When the Riders’ season ended in a devastating West Final loss to the eventual Grey Cup champion Winnipeg Blue Bombers, Dearborn was afforded very little time to mourn.
“After the football season ended, it was a pretty quick turnaround to get me down to Lake Placid. We lost that game on the Sunday night and then by like Tuesday or Wednesday morning, I was flying back to Ottawa,” he said. “My mom and my brother met me with a car at the airport and then I drove straight down to Lake Placid to meet the team that was down there competing.”
From there the focus was on Olympic qualification, with Dearborn becoming the latest CFL star to head to an Games with the bobsleigh squad. Two-time world championship medalist Jesse Lumsden is the most high profile convert, but Dearborn will be joined in Beijing by two others, retired receiver Sam Giguere and running back Shaquille Murray-Lawrence.
Each of the three made a name for themselves in the CFL thanks to their explosive athletic traits.
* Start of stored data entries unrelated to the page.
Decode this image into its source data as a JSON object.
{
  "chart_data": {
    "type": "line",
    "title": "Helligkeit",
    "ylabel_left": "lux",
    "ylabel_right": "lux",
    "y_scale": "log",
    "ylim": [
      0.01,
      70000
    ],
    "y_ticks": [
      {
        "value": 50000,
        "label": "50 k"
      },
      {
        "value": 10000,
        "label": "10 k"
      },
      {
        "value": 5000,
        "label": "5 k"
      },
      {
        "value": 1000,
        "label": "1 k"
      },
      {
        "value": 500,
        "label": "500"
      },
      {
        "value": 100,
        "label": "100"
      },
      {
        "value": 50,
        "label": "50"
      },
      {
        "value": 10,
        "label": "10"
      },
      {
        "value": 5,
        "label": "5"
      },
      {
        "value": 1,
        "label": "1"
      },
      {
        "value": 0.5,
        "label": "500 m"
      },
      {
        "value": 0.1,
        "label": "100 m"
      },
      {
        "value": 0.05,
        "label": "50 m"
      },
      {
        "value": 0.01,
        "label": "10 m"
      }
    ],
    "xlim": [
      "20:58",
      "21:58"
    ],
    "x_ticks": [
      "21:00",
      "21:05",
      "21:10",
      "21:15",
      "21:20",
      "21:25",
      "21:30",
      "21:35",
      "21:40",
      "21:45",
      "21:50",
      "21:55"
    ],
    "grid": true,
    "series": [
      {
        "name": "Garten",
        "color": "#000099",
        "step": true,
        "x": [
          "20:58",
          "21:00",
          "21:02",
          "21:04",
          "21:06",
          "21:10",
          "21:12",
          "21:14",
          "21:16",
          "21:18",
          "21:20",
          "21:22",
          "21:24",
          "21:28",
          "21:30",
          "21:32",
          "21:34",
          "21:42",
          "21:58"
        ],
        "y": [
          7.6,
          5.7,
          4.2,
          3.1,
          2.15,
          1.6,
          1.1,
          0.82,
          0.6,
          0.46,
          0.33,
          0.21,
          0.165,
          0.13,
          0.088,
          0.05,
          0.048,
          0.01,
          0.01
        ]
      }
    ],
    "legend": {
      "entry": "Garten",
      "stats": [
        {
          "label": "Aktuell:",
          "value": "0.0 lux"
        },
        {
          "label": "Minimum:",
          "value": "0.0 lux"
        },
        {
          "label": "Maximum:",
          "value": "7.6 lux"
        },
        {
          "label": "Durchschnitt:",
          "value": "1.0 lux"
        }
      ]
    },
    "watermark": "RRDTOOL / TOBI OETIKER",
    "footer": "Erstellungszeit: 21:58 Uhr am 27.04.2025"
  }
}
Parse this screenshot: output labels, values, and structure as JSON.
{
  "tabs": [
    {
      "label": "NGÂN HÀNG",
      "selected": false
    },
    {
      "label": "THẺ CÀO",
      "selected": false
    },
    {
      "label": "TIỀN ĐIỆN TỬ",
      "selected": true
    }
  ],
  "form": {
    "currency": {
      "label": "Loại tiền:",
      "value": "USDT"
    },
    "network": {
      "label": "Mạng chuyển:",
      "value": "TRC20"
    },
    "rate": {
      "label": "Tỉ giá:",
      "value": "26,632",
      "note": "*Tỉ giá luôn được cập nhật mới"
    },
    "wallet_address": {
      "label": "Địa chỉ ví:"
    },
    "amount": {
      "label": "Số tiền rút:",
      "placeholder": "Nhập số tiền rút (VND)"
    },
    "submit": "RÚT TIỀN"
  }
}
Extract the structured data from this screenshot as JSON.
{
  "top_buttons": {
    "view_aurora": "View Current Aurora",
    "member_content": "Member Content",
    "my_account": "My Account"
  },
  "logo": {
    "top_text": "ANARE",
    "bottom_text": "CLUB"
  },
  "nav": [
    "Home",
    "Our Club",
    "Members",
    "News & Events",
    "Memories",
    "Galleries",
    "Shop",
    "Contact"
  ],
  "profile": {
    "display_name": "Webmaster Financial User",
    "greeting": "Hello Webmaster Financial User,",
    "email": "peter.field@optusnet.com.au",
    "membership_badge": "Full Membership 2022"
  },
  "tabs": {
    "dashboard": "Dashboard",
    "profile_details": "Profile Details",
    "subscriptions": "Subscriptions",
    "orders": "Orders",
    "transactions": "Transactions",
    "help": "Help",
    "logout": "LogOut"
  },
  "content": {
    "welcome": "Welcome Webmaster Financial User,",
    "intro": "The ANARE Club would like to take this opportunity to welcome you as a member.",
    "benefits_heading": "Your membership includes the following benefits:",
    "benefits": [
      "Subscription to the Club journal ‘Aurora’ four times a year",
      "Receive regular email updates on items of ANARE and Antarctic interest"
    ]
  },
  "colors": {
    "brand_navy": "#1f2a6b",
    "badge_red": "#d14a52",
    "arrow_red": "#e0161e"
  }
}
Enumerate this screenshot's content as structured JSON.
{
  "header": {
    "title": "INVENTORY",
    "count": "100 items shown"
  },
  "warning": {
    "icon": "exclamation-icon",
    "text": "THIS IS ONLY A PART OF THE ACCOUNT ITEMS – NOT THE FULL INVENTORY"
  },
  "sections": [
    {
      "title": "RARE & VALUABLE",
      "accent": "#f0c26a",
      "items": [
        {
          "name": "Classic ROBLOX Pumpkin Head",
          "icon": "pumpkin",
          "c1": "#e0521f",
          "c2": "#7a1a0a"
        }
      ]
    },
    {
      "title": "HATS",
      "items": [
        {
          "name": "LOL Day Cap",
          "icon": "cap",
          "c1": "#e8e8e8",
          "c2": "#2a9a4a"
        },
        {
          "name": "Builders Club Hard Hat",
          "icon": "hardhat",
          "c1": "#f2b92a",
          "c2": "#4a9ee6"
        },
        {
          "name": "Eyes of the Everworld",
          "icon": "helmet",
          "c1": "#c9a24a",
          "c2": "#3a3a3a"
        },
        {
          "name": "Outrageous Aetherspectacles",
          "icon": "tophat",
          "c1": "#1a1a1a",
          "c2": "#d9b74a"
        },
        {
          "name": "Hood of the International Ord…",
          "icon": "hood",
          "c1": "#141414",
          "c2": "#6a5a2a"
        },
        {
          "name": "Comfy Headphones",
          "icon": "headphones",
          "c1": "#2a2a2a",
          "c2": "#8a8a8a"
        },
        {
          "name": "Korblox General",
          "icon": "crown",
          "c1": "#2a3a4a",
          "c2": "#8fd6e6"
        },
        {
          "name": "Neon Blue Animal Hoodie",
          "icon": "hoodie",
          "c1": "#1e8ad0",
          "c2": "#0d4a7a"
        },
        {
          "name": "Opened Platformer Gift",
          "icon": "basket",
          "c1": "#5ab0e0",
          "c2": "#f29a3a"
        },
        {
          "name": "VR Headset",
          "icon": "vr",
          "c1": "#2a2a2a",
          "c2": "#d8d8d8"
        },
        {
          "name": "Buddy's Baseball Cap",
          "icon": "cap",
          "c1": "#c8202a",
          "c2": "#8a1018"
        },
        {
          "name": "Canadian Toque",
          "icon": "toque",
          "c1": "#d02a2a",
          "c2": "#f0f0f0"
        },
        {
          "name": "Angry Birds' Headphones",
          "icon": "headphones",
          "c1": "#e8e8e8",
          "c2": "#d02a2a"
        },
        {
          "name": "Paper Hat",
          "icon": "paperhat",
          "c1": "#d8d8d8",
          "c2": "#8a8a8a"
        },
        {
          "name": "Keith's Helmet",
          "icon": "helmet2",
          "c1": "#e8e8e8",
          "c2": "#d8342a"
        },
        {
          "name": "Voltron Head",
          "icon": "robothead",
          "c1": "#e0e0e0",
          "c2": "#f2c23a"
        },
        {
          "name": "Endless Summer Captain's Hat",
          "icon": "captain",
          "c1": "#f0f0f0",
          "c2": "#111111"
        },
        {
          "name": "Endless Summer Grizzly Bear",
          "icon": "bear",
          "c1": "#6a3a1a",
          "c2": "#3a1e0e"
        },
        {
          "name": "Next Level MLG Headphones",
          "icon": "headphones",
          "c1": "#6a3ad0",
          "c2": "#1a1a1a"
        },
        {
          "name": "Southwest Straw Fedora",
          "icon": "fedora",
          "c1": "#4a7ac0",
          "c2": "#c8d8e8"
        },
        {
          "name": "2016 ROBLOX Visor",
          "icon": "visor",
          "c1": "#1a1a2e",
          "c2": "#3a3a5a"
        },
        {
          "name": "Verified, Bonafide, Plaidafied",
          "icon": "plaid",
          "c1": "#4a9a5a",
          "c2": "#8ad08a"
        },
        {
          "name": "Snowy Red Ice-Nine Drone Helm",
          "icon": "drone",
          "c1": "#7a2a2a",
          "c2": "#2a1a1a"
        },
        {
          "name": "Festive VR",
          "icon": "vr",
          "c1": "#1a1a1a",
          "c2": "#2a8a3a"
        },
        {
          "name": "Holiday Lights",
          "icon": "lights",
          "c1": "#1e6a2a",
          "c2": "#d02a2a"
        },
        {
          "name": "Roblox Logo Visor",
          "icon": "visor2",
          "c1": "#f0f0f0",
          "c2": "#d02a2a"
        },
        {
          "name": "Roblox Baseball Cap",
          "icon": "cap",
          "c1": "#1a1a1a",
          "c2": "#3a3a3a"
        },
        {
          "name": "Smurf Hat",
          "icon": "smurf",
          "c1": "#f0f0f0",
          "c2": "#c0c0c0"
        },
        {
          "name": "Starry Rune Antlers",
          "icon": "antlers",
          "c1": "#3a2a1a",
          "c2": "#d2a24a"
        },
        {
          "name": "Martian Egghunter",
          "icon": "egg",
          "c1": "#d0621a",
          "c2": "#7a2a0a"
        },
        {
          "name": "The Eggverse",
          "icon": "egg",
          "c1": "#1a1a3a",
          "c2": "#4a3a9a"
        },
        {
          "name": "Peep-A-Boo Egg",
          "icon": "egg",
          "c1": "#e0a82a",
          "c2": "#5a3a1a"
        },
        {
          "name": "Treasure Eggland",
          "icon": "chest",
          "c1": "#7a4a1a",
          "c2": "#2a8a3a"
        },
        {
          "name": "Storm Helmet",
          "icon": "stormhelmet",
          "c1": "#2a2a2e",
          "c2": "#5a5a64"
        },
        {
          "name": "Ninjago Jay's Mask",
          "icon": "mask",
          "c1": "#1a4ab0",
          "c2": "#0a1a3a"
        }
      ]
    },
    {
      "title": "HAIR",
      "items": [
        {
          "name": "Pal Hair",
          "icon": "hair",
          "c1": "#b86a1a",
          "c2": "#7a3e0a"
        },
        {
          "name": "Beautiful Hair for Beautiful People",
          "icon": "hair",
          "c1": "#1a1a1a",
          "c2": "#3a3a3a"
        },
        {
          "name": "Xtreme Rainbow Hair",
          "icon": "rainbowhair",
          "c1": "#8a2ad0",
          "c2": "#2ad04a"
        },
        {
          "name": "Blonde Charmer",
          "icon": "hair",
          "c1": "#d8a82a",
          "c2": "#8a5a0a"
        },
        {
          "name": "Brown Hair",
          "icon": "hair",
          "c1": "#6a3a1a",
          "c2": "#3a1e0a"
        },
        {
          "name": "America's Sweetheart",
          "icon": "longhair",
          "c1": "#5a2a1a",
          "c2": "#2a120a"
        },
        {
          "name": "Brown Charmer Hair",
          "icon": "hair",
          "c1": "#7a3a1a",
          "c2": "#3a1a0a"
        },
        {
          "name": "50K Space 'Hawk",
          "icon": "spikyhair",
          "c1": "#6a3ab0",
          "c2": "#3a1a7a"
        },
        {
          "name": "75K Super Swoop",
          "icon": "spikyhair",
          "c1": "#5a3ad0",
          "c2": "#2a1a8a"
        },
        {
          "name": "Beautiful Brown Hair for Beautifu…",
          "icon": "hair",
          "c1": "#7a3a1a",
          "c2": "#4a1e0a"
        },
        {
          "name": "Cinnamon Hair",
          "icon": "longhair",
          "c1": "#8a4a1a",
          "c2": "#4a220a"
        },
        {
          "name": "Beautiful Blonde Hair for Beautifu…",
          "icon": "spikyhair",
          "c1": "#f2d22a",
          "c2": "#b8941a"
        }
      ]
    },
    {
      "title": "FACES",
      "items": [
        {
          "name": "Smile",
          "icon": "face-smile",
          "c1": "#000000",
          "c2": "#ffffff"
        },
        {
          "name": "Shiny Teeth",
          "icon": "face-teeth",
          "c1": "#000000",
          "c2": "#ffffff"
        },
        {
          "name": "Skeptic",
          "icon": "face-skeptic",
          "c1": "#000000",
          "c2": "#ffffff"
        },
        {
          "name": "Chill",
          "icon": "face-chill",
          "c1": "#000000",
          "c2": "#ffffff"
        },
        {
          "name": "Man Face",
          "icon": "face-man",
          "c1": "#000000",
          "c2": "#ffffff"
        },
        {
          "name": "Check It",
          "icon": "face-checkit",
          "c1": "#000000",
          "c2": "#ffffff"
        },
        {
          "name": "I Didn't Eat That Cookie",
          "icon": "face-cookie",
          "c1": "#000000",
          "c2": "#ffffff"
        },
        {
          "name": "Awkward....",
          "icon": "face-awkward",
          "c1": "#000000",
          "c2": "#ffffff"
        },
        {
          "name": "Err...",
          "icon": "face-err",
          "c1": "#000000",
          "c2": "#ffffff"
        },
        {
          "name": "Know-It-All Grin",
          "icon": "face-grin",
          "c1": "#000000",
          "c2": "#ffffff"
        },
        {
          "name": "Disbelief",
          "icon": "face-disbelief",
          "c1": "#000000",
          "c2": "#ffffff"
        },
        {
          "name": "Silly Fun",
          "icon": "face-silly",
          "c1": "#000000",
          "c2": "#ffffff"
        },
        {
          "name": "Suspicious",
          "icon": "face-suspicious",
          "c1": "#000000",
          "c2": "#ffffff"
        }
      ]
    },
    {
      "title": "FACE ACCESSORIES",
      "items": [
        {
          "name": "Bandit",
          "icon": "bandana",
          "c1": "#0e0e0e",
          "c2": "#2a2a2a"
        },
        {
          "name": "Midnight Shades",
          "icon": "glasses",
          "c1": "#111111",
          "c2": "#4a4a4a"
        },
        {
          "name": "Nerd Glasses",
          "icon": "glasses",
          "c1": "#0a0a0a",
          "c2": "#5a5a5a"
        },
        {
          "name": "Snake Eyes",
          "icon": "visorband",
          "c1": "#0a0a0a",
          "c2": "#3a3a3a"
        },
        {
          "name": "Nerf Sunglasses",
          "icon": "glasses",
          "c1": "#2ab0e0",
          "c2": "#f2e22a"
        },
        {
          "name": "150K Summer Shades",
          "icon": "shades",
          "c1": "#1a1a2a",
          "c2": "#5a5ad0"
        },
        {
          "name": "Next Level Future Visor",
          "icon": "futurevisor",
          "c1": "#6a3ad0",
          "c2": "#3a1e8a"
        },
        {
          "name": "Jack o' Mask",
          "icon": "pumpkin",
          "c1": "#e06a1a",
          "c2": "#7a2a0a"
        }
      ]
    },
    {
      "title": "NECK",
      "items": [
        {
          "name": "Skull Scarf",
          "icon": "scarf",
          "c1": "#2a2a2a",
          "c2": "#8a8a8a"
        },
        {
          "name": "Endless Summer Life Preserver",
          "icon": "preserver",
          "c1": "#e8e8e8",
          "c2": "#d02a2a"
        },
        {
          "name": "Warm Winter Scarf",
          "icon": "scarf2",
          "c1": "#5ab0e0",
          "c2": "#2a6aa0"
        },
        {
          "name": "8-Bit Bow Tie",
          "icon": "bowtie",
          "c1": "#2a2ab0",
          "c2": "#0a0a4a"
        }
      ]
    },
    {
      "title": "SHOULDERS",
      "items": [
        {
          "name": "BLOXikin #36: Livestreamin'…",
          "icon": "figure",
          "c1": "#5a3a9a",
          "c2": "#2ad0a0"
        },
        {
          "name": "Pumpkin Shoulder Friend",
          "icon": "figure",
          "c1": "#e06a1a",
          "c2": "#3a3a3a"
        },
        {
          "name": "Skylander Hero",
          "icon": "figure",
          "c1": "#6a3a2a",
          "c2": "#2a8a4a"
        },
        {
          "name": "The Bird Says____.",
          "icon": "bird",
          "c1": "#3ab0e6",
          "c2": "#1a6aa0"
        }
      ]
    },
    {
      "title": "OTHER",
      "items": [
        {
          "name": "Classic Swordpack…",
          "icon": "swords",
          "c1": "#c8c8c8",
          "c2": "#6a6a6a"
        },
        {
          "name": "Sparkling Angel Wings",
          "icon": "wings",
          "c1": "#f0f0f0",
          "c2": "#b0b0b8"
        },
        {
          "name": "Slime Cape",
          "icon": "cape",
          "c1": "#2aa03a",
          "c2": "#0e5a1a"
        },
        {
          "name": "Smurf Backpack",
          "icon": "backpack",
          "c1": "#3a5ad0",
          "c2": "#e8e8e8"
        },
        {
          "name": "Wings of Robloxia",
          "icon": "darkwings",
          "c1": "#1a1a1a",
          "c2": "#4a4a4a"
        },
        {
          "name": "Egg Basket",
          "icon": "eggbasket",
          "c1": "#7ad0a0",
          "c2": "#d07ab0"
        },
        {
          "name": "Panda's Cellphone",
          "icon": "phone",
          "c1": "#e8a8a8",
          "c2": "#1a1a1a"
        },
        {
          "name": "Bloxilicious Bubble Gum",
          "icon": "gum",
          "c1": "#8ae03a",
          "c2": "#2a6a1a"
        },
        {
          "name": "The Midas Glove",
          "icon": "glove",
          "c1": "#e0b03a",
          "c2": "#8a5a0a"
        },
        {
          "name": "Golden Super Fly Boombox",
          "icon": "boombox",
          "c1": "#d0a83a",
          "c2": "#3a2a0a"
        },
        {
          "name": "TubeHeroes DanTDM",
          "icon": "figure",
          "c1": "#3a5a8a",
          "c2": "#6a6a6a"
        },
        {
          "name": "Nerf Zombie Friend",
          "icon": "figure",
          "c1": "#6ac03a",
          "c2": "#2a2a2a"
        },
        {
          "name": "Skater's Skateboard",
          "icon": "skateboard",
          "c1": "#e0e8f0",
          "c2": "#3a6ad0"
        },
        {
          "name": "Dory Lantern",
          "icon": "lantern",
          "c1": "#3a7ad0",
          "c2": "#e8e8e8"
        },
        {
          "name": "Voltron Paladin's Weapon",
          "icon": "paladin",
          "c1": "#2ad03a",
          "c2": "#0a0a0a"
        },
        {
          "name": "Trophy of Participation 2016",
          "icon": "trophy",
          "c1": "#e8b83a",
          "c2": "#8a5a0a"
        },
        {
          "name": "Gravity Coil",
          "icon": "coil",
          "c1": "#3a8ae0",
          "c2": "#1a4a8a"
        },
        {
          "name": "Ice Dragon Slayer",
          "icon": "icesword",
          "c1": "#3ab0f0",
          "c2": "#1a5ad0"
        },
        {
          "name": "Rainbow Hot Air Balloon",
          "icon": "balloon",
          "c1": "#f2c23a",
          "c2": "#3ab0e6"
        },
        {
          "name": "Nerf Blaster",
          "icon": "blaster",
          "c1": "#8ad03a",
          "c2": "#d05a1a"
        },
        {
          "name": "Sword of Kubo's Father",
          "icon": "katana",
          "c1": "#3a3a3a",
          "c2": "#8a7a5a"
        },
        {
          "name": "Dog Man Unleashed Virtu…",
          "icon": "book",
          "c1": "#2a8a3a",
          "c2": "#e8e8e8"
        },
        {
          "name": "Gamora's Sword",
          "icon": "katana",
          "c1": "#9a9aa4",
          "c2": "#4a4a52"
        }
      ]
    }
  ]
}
Dearborn currently holds the CFL combine record in the broad jump at eleven-foot and two inches, while also posting a 42 inch vertical.
The former undrafted free agent out of Carleton University and Holland College in PEI is set to hit the open market on February 8 and intends to continue his CFL career so long as he can double-dip with both sports. Leaving for Beijing on January 26 and competing starting on February 19, Dearborn’s focus isn’t on a new contract however. It’s on soaking up the Olympic experience.
“Right now, I don’t have a ton of nerves about competition, but I’m super excited just to get to the athlete village and the opening ceremonies and be able to experience all those things that as a kid you’re watching on TV and it’s just magical and it’s exciting. Now I’m gonna be there in person,” Dearborn said.
“It’s going to ramp up in terms of intensity and nerves and things like that, but I’m hoping that as those things sort of ramp up, I’m still able to appreciate and enjoy what’s going on around me and where I am.”